GA: Interesting that on this current production that he had, one song was already completed, and after listening to it again and again, he thought it was like...he erased the whole thing because it was too corny! You know...it was against his belief.
 
FF: But we know this, it's not a problem. [working with people?] It's a beautiful thing. Sometimes before I have had some problems with this group, it's normal, but now is...the best days of the week [?].
 
GA: Collaboration has been very continuous..in terms of [for example] Frank Fiedler who's been there from the beginning...and [Guideaux?] for the last six or seven years.
 
FF: That's a very great musician.
 
GA: He only exchanged the singer for example ‑ Maja ‑ on City Raga, she lives in Yucatan.
 
FF: They are all people that come to my life. I'm not looking for these kind of people...they just drop into my life. Sometimes, [like with] Maja, I had not seen her for ten years, until all of a sudden she was there. Because I was working with Renate [Knaup], and then she was...why, why are you working with Renate?
 
EP: So in a way, without you trying, you were attracting these people in a very natural way.
 
GA: That is the truth. Certain people come, whether it's Renate, Danny or myself: Florian is the nucleus, people are like satellites around him all of a sudden. They seem to collide, and that is what brings the explosion of creation. But they disappear again!
 
FF: I love her [Renate] very much, in a very deep [way]. I can't say about...I don't do this...but just what I have done...all melodies, five tones higher! ‑ for Renate, and so no longer possible [for her] to scream, singing so high. So she comes back to her home roots. She comes from high in the mountains, she's a very down to earth girl.
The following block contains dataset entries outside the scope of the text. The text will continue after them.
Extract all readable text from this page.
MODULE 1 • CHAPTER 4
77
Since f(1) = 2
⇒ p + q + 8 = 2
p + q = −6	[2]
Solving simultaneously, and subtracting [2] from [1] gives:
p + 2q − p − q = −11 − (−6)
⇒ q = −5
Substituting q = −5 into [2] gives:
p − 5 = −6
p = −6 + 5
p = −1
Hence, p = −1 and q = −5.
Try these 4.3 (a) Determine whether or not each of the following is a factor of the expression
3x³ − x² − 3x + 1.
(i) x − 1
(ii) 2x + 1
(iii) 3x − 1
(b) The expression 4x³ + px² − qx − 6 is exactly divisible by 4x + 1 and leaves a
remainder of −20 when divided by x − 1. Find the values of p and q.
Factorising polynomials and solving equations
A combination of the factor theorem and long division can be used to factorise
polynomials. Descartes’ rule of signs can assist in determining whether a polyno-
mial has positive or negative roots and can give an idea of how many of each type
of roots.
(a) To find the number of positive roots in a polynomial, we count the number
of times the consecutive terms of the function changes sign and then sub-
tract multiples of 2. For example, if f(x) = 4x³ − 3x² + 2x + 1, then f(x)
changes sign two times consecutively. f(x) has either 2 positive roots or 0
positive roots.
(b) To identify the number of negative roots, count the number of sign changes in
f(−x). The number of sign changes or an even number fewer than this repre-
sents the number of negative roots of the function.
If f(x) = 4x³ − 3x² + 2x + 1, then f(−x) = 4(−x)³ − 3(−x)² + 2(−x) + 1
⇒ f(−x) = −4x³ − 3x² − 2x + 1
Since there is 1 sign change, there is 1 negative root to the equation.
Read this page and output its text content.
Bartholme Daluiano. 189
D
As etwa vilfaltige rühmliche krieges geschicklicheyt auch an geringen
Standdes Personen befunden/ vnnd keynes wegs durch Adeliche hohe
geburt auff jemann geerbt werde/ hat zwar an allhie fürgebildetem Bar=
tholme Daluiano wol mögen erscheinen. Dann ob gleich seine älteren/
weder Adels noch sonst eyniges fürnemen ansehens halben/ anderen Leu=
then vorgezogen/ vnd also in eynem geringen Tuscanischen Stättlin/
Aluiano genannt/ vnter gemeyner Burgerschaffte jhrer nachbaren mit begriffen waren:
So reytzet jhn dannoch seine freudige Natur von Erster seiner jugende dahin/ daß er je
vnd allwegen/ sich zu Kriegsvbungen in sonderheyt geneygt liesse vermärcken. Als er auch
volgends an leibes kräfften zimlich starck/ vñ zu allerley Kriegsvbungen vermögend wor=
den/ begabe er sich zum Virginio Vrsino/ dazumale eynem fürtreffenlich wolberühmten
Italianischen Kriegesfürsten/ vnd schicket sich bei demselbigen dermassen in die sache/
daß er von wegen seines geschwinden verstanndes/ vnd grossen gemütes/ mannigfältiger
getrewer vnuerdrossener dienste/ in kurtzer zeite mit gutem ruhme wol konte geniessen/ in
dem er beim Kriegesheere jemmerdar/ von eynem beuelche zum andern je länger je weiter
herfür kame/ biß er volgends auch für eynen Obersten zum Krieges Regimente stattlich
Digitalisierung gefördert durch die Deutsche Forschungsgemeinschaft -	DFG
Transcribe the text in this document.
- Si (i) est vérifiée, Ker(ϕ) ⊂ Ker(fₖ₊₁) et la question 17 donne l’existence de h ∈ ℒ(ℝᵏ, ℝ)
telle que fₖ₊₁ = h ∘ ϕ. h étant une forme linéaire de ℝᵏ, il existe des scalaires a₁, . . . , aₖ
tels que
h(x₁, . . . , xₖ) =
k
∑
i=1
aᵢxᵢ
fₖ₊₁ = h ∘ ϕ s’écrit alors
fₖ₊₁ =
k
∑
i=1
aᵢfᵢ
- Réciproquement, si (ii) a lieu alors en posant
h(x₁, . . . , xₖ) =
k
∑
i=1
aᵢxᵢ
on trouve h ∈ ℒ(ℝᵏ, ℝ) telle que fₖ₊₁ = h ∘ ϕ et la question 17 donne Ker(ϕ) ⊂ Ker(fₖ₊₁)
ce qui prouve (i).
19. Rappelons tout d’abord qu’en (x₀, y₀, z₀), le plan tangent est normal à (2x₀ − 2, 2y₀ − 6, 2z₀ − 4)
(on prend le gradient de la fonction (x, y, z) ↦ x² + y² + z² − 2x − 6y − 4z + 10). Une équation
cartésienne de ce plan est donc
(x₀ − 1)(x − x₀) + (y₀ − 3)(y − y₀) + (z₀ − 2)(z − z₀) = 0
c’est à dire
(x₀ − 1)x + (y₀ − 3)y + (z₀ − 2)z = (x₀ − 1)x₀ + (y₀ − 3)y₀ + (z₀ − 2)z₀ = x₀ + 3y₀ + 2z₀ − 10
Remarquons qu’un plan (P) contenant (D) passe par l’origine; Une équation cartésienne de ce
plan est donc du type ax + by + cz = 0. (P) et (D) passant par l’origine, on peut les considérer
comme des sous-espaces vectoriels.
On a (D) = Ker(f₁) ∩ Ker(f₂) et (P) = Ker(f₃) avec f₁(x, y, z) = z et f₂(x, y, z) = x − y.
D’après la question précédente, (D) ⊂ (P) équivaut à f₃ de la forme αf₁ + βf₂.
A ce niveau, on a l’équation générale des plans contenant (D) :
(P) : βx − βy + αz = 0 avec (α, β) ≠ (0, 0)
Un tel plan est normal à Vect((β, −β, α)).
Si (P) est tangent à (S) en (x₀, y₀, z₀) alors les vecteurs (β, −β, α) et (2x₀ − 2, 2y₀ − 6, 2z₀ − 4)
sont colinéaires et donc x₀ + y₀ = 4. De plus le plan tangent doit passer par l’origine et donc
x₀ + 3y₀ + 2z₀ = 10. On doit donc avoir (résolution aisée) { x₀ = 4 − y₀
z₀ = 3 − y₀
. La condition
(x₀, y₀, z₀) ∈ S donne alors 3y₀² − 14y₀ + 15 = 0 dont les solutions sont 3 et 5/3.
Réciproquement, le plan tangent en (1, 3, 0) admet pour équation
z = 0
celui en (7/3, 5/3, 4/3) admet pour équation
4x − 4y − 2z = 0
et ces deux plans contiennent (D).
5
She can sing beautiful like Heidi...Renate is my Heidi!
 
GA: Heidi is the incarnation of German corniness!
 
   Influences
 
EP: When Popol Vuh started, were you interested in rock or did you find rock music boring?
 
FF: There was a little infection, some by The Beatles, some by The Stones, yes...like a flu! And later, Blind Faith! Indeed really no because when you really, from your young life, start to love music then you're looking for... and it's not important what I say about rock or pop music, I have to look for my way in music to be...and bring out...perhaps, my strange life, it's more with society. Because I have family and other commitments. [My circumstances are] not so nice, like a real rock musician, he lives [financially] from the mother and from the Social Aid, and from the dealing that's part of rock music. And I have family and I like to go the way of this music to my own end ‑ true to myself. And I thought in this generation with rock music and nobody has knowledge about one eighth of these people. It was new. Sometimes I think ‑ oh... and some people come from the political era in Germany, [particular] to the 1970s. They have had absolutely [radical] ideas. They thought they invented the hole in the record! And in the end...me and a friend [a revolutionary political activist] was standing before his store...he makes his first meditation in a little room. We are singing...and it was good.
 
EP: So right from those early days, you were a contemporary composer as opposed to a pop musician? You probably owed more to a modern avant‑garde composer like Stockhausen, rather than The Beatles.
 
FF: Sometimes I think about this. There's only one person in Germany I like (except for Gerhard!), to sit together with him. It's Boris Becker! He's a good man. My son knows him. And he's sung for the disco. And the woman (his wife) Babs was inside...beautiful girl..a half‑black woman. It's great [that he married her]: in Germany that takes a lot of courage, it's a political thing.
 
GA: But when you are Boris Becker, who is such a national idol, he's allowed everything! People will accept anything he does, because they love him so much. Boris is really the nation's favourite in many ways. The press may put him down if he loses a couple of times in a row, but as a national [figure] he's a most loved hero.
 
FF: I love him. Like Werner Herzog! Werner has had some success and recognition internationally. But he still drinks his beer from the bottle (in other words he hasn't changed). Only the work is the most important thing, and so we are friends!